Cooling wort outside

Hi all…just wondering if it would be ok to use snow to cool the wort. We have plenty here in the Chicago area and was thinking about taking the brew pot outside and sitting in the snow. Between that and the temp, I am thinking that it would cool pretty quick. Any issues I may come across? Thanks.

I have done it but it still takes a fair amount of time, and you need to keep packing the snow against the pot…

The snow melts away from the pot and then it becomes an insulator. Constantly piling more snow against the pot is time consuming, there is a danger of splashing some in, etc.

Best use I’ve found for snow is to put some water in a stationary tub and pile the snow in to make a slushwater solution. Same principle as an ice bath but the last time I tried it, it seemed to work better than an ice bath.

I think it’s okay to do that. I think I did it once and it worked but I prefer a good, quick chill if I can get it. I think that if I wanted to use snow, I would also take my Starsan solution in a bucket out near the brewpot and put a long, stainless spoon in there and use it to stir the wort every once in awhile. That might speed it up. As it is, I still brew here (also in Chicago area) in the winter and just connect my hose, do the chilling, disconnect the hose, make sure it’s totally drained out and hang it back up for the next time.

I’ve done the snow thing and it worked pretty good. However, it was also 5 below zero so there’s that.

ha! i thought i was the only one wondering that :smiley:

i tried it with my last batch of wort (i’m in maine, and we have snow to spare). i have a wood stove, and after a full day of a raging fire plus boiling wort, the kitchen was an inferno - i didn’t figure an ice bath would do much, so i stuck it outside. It did cool it down, but i was paranoid about floating particulates the entire time - not sure it was worth it. eventually i gave in to my paranoia, shoveled the sink full of snow, popped the pan in and did the slush thing - that worked faster than the ice bath :slight_smile:

I had a friend try that a few years ago, told me it was a disaster. As mentioned below the snow just kind of melted away, then the heat created kind of a mini pocket of warm air around the pot. He tried just pushing snow up against the pot over and over and that helped, but not that much.

Took him like 50-65 minutes to get down to pitching temp and he had to stand outside next to it the whole time basically.

I will say the temp was in the mid 20’s so not exactly the coldest ever, but still he said it did not go well

I tried it as well, waaaayyy slower than ice bath for me for the same reason mentioned here… Snow melts away from pot surface and there goes the surface to surface contact. Air space insulates. No good. Snow/water/slush bath in the sink worked really well!

Two years in this obsession, and I still don’t have a wort chiller( I’m cheap, and copper is ridunculous).
So, my SOP is using a swamp cooler bucket with water and ice, or water plus snow when available. Works well for me.

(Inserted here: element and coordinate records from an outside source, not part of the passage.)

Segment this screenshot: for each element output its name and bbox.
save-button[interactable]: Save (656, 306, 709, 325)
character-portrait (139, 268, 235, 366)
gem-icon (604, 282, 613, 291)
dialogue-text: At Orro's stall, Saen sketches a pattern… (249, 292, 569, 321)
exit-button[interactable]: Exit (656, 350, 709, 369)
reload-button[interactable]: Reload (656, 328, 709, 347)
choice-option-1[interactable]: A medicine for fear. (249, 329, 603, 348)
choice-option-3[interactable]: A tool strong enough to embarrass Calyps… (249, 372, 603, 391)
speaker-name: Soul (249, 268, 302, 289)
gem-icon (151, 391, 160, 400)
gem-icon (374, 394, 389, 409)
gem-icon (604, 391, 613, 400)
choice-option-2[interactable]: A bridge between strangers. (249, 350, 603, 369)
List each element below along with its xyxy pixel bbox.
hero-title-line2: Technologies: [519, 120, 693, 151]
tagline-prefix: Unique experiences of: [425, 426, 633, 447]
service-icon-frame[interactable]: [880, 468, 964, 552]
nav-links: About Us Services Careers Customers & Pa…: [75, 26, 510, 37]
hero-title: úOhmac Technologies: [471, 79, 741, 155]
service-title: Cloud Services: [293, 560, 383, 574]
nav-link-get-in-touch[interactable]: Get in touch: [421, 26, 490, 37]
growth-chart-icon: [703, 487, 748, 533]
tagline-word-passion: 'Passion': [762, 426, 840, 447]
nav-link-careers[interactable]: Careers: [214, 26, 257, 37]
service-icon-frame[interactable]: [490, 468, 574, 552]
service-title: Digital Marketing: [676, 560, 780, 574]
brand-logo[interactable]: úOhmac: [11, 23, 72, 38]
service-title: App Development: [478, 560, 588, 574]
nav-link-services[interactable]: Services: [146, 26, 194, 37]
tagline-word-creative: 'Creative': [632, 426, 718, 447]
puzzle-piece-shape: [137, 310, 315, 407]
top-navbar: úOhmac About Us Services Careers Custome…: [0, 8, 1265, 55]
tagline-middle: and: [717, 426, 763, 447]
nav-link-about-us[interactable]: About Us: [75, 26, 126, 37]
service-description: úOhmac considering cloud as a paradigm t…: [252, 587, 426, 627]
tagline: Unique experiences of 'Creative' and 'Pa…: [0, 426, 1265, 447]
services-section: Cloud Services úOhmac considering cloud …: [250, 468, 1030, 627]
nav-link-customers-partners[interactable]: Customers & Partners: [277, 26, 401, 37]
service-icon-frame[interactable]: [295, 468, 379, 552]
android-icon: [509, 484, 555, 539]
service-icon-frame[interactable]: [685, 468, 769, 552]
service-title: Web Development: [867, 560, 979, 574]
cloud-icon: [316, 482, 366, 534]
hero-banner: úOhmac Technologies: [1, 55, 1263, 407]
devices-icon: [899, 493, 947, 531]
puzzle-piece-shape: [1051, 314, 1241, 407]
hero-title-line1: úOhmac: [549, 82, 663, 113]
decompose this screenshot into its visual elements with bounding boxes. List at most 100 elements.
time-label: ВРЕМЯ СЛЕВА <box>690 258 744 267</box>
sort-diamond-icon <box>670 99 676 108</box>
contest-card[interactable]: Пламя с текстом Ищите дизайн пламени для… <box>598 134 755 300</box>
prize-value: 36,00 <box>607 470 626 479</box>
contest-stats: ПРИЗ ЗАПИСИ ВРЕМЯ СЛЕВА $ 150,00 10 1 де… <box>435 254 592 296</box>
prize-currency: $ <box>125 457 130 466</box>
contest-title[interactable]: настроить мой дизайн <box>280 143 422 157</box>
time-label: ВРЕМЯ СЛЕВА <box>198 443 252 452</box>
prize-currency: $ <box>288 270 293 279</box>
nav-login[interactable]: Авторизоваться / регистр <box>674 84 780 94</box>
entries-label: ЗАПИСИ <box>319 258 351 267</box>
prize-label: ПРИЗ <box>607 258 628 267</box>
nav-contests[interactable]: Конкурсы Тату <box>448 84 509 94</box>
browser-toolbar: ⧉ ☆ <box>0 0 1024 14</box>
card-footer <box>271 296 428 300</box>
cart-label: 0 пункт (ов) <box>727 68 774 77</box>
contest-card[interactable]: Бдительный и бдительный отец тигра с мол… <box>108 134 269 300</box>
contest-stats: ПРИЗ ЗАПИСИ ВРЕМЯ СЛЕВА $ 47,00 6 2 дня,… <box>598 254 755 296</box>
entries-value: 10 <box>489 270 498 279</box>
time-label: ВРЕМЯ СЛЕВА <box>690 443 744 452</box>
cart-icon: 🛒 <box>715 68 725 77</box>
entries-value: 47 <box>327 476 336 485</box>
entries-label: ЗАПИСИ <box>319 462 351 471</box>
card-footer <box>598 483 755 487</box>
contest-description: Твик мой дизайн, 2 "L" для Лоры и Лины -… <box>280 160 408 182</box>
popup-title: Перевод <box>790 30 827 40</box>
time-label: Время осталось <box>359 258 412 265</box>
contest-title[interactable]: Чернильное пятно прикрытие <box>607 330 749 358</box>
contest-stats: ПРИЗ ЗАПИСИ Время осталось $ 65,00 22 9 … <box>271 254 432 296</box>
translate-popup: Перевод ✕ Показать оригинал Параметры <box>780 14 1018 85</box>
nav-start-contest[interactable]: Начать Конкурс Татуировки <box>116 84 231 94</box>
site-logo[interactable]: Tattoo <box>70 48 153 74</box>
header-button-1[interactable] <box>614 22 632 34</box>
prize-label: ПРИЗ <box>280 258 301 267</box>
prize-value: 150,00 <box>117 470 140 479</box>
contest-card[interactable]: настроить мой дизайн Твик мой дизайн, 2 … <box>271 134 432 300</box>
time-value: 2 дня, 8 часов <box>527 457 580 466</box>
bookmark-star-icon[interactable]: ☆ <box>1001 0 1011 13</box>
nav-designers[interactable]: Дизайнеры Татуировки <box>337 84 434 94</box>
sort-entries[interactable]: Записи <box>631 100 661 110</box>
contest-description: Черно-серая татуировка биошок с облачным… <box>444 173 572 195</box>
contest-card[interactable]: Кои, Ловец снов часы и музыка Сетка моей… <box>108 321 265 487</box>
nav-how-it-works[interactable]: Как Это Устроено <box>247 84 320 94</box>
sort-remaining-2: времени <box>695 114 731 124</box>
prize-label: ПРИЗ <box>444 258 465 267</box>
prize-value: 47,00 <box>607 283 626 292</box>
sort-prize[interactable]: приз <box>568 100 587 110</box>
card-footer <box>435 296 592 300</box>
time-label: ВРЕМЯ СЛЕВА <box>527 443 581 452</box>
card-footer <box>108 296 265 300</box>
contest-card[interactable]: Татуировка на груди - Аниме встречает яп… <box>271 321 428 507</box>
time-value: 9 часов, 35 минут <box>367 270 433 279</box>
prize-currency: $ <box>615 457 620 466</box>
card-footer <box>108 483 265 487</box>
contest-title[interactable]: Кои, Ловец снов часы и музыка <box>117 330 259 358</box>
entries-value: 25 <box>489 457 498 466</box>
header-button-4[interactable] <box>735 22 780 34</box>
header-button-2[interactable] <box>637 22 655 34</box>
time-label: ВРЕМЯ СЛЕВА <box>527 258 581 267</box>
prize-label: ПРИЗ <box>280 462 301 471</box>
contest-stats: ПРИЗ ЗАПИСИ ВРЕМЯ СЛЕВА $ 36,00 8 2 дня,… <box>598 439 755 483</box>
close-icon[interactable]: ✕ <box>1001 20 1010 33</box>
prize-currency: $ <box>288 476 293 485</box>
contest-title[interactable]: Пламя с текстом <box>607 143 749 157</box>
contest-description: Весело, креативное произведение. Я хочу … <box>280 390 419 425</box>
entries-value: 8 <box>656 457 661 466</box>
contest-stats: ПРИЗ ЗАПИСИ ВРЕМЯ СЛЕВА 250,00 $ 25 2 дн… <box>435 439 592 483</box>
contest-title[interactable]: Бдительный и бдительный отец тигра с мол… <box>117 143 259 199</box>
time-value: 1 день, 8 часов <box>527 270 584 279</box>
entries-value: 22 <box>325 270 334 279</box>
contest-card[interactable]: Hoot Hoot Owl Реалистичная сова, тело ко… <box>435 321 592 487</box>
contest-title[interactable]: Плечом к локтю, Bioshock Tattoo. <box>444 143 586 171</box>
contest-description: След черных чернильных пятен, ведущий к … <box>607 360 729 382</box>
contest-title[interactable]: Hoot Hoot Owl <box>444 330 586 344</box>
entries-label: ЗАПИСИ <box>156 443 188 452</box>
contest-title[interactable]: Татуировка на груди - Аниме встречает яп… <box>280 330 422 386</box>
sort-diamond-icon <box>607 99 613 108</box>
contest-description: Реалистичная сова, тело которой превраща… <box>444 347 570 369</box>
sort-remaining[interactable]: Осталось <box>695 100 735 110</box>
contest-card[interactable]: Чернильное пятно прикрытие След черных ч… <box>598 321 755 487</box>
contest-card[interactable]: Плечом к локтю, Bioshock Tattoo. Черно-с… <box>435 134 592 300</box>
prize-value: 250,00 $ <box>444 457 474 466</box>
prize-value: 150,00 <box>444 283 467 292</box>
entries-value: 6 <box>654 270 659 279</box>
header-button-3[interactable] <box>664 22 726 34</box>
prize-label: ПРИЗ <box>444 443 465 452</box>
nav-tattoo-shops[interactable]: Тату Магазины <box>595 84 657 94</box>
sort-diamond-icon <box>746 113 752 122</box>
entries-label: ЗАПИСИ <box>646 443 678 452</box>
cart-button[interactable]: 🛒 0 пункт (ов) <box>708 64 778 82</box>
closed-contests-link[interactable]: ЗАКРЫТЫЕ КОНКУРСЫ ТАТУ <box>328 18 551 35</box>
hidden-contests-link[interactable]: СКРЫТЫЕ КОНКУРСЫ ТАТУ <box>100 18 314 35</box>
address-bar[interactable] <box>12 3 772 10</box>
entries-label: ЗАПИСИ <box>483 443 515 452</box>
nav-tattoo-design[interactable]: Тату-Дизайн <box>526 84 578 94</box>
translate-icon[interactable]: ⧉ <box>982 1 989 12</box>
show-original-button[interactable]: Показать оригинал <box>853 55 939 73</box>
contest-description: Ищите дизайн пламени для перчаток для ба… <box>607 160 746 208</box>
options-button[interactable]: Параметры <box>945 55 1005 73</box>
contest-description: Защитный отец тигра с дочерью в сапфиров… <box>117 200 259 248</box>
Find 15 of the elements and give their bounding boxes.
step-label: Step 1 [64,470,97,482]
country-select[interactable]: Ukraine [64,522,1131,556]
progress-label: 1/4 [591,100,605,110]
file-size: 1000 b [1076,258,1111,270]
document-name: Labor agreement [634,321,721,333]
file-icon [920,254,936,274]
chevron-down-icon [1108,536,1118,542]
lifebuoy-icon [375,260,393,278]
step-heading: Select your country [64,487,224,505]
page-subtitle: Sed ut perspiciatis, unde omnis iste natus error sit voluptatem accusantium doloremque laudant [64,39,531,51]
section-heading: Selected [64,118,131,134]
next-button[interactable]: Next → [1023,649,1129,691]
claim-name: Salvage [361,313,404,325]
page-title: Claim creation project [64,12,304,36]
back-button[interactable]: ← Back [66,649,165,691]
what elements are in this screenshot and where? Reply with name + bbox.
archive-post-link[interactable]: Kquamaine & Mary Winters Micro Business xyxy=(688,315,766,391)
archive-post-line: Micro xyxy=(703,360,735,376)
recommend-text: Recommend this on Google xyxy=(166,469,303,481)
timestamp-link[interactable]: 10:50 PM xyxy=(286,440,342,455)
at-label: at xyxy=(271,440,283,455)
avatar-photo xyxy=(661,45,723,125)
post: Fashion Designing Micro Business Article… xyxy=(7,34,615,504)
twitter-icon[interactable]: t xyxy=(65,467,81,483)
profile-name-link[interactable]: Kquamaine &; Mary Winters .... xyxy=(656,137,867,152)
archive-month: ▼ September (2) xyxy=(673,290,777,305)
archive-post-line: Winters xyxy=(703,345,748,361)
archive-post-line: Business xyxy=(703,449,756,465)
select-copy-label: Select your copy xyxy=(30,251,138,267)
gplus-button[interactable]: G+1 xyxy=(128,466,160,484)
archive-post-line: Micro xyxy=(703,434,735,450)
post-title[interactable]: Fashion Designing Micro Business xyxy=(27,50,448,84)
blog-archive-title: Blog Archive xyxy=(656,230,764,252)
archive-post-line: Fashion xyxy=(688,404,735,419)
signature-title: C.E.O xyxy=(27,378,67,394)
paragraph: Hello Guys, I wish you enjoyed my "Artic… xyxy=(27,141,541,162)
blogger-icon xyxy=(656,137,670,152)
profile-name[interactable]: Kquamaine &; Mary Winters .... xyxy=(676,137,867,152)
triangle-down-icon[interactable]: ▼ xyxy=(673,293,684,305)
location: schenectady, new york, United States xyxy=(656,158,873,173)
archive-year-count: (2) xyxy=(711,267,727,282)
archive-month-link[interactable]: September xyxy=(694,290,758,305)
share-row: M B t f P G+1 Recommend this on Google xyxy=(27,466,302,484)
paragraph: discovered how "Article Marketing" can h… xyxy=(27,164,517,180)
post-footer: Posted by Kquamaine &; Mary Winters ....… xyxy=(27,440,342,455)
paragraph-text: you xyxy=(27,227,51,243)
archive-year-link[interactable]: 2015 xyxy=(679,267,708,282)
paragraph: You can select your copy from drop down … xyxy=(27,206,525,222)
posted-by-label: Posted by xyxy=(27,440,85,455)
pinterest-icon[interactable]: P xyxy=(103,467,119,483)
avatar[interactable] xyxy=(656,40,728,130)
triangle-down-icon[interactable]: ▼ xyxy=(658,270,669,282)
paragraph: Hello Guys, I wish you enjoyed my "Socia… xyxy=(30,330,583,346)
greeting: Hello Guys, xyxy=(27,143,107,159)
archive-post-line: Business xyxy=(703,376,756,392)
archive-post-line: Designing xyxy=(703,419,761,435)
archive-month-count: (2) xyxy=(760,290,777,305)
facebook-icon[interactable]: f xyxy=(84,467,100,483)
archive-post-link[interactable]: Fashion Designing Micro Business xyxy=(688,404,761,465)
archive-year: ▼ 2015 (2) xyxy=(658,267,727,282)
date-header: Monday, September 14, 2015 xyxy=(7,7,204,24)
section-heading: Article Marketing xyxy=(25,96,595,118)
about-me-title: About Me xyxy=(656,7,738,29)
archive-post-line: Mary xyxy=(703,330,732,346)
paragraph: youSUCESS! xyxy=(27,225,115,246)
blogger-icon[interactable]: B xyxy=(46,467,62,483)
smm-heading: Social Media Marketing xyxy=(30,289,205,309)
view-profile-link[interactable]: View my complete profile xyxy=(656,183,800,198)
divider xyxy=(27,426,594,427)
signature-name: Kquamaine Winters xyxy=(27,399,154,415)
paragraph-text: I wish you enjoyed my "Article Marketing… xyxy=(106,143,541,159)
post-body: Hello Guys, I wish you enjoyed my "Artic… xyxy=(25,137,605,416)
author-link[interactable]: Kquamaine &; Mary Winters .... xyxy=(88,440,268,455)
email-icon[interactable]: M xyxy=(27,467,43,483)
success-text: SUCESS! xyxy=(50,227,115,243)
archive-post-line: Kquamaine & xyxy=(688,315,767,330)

The key is to change the water as it warms up. I think the snow(plus subzero temps) works faster than water plus ice in summer. I can chill a 5G batch down to 60s in about 45 minutes. I duck tape the lid on to prevent contaminants.

Same experience here. Slush makes a good cooling media, snow not so good.

Sink ice bath has worked better than any snow/outdoor cooling I have tried.

Cooled outside in the snow at -20 below (SW Montana) and the freezing of the balls was in no way complimentary to the cooling time. In fact…it was brutal.

Sink+ice+slowly turn the kettle in the bath works the best outside of mechanical means…IMO.

water/snow mix (slush) has worked better than water/ice has for me.
Cooling with snow alone–no good.

I have yet to make a counterflow chiller so this is my SOP in the winter. I’m in Maine so we have plenty of snow as another poster stated.

I boil outside so the pot is already outdoors. I load the brewpot into my wheelbarrow, dump about 4 gallons of water into the wheelbarrow, then shovel in some snow.

Pot is covered the whole time so it is not going to get contaminated unless you splash the water/snow around enough to find its way under the cover.

I have found the trick is to do a stir or 2. I brewed yesterday and I was in the mid 70’s in about 30-40 mins. Not lightning fast but acceptable.

Dhermo: I am holding you personally responsible for my brewing catastrophe over the weekend. :lol: Everything went smoothly until I went to chill. I’m pretty sure my hose was clear (not frozen) but my outside spigot would not turn on… frozen shut. So I used a snowbank for about 45 minutes and then brought the BK inside, put it in the sink with more snow and waited another 45 minutes for it to get down below 70°. What a PITA! I’m brewing another batch one day this week and I’m going to have to try the OTHER outside spigot this time! Ugh.